Tkatchenko, A., DiStasio, R. A. Jr., Car, R. & & Scheffler, M. Accurate and effective technique for many-body van der Waals interactions. Phys. Rev. Lett. 108, 236402 (2012 ).
Ambrosetti, A., Reilly, A. M., DiStasio, R. A. Jr. & & Tkatchenko, A. Long-range connection energy determined from combined atomic reaction functions. J. Chem. Phys. 140, 18A508 (2014 ).

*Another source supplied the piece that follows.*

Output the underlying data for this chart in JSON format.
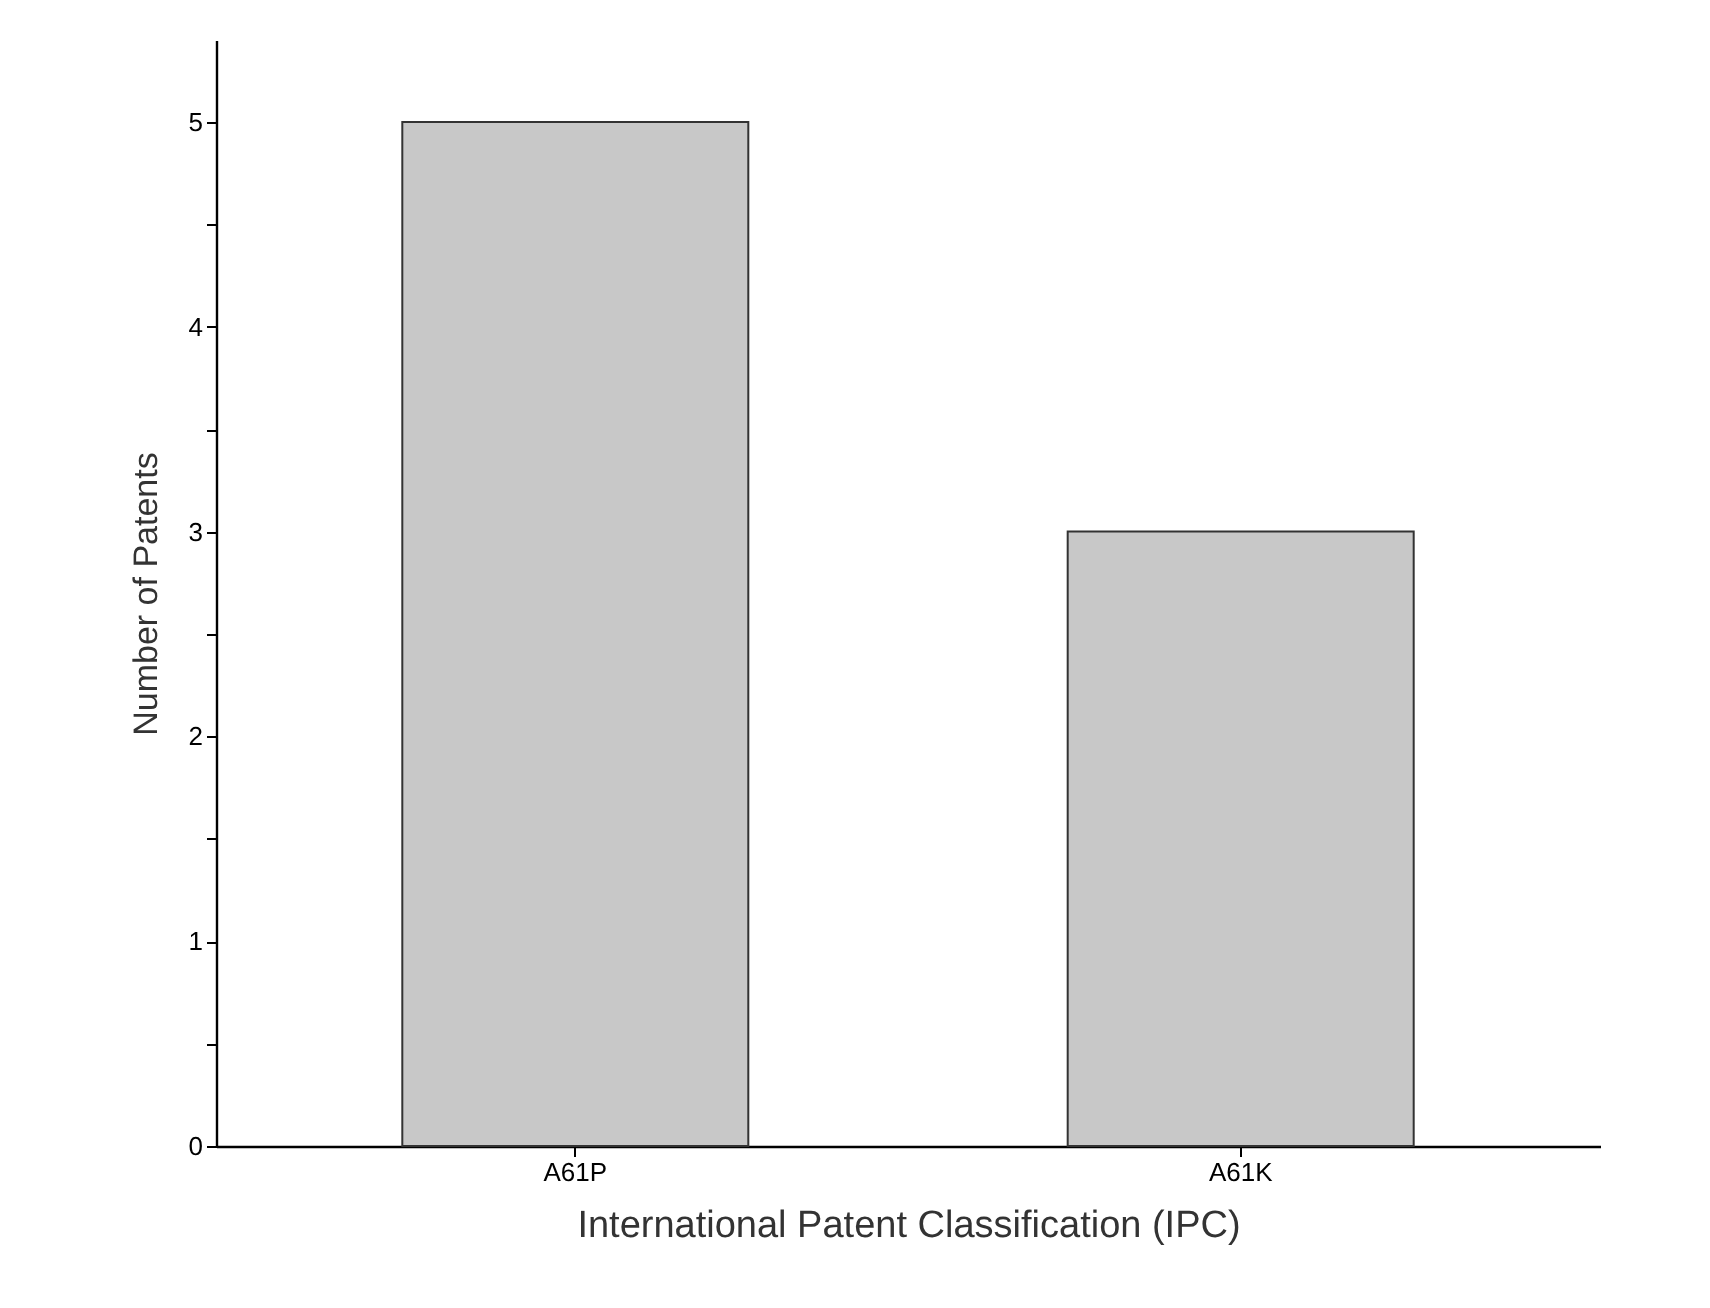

Řezáč, J., Greenwell, C. & & Beran, G. J. O. Accurate noncovalent interactions through dispersion-corrected second-order Møller– Plesset perturbation theory. J. Chem. Theory Comput. 14, 4711– 4721 (2018 ).
Zhang, I. Y., Ren, X., Rinke, P., Blum, V. & & Scheffler, M. Numeric atom-centered-orbital basis sets with valence-correlation consistency from H to Ar. New J. Phys. 15, 123033 (2013 ).
psi4. Anaconda.org. https://anaconda.org/psi4/repo.
Smith, D. G. A. et al. P si 4 1.4: open-source software application for high-throughput quantum chemistry. J. Chem. Phys. 152, 184108 (2020 ).
Neumann, M. A., Leusen, F. J. J. & & Kendrick, J. A significant advance in crystal structure forecast. Angew. Chem. Int. Ed. 47, 2427– 2430 (2008 ).
Neumann, M. A. Tailor-made force fields for crystal-structure forecast. J. Phys. Chem. B 112, 9810– 9829 (2008 ).